Mom decided she had enough of the big city after five years and returned to Daingerfield. She got a job as an Office Manager with Health Assistance Team (HAT) in Hughes Springs. She loved that job. She said she loved all her jobs, but that one was special. She decided to return to college and get a degree in social work. This was rough on her family and friends. My mom wore us out. Thankfully, she received her bachelor’s degree in social work from Texas A&M University-Commerce in 2015. We celebrated like it was 1999.
She continued her service to the community helping friends and family with starting businesses, funeral arrangements, social services, cooking and baking, legal services, college admissions, speech writing, financial services, voting registration, etc. The list goes on and on. There was not much my mom did not know how to do; and if she didn’t know, she knew exactly who to call. She was a charter member of the PineyWoods Civic Club and served as its president. She also served as parliamentarian of the Morris County Collaborative (MCC) Executive Committee and chaired the organization’s governance committee. She carried the torch of my granny’s legacy and continued to organize the annual Clergy Banquet, and the Martin Luther King, Jr. Celebration.

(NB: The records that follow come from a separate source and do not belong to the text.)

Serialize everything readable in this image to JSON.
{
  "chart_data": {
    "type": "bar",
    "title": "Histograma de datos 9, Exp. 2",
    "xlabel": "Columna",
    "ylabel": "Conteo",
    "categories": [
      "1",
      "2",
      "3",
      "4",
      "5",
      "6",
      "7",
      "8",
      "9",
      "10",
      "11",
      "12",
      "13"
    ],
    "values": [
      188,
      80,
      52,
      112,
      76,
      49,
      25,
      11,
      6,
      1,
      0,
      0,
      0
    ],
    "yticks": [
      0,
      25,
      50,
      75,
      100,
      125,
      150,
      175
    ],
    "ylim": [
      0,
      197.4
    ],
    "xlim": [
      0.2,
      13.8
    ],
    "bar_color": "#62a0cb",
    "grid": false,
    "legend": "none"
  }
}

My mom had a huge heart with the most explosive laughter. I have yet to meet anyone with a laugh that powerful and infectious. She was so much fun, a hot mess, and will be missed by so many. She had a special relationship with each one of her nephews, nieces, cousins, and friends. Her larger-than-life personality will live on in our hearts and minds forever. It is difficult not to be able to finish writing this story with her. We spent the last three months of her life documenting our family’s history, and she loved every minute of it. You see, she and my daddy always wanted me to write a book about my life with them. For some reason, they believed it would be a best seller.